De Havilland DH.89A Dragon Rapide (c/n 6853, D-IKFG, formerly ´NR777´ of the Royal Air Force and ´D-7´ of the Belgian Air Force), flying display at Medieval Mini Tiger Meet 2023, Neuburg a.d. Donau, July 2023.
The story of de Havilland small/medium passenger aircraft began in 1932, with the first flight of DH.83 Fox Moth. It was a single-engine biplane, powered by de Havilland Gipsy Major I four-cylinder piston engine and capable of carrying up to four passengers and a pilot.
The Fox Moth quickly gained popularity, being widely used in the Commonwealth countries. It was the aircraft that started the Australian National Airways passenger service, was used by QANTAS on the Flying Doctor Service and finally became a well-liked bush aeroplane.

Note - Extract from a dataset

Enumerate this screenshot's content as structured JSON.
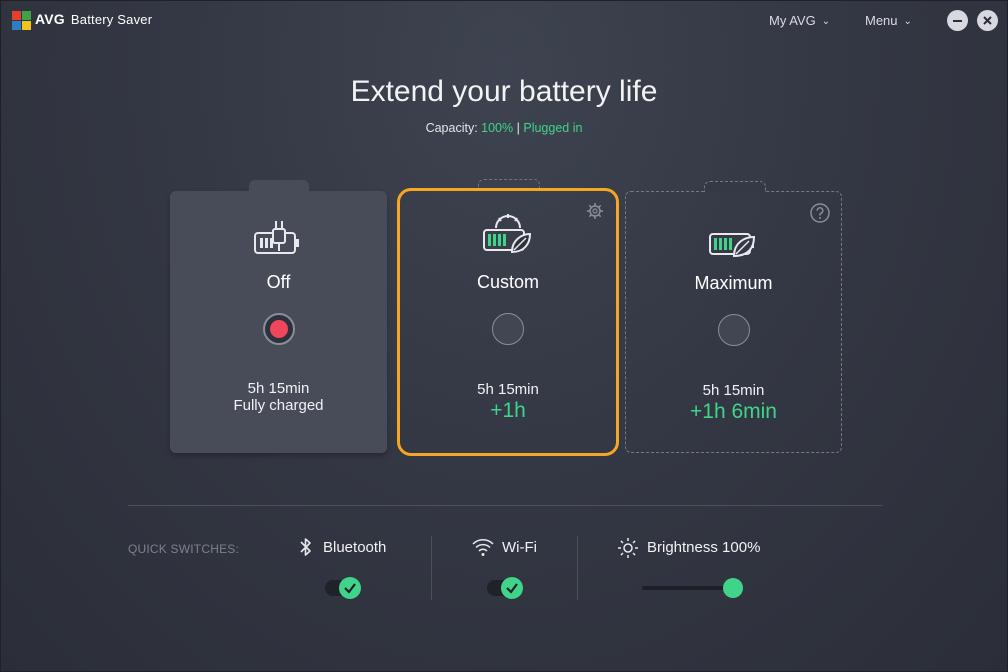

Shortly after introduction of the DH.83 into commercial service, one of its initial operators, Hillman´s Airways, asked the de Havilland company to develop a larger, twin-engine variant of the Fox Moth.
The manufacturer met the expectations and, at the end of the year, presented a simple airliner, made of plywood and powered by two Gipsy Major I engines. The aeroplane was officially designated DH.84 Dragon Moth – however commonly called just a Dragon – and made its first flight on 12th November 1932.
In April of the next year, the first four DH.84s began their operational service with Hillman´s Airways. The aeroplane was well welcomed by the market and, in total, more than two hundred examples were built.
In the same year of 1933, the de Havilland company introduced another airliner into the market, based on the previous designs. The aeroplane was designated DH.86 Express and was a four-engine medium passenger aircraft, capable of carrying up to 16 passengers. The aeroplane was primarily made for recently established Empire Air Mail Service airline that was intended to provide passenger and cargo flights between Singapore and Tasmania.
The DH.86 was powered by four six-cylinder, air-cooled inverted inline piston engines, developed from the well-known Gipsy Major. It did not take long to emergence of an idea of combining the advantages of both airliners, the DH.84 and the DH.86.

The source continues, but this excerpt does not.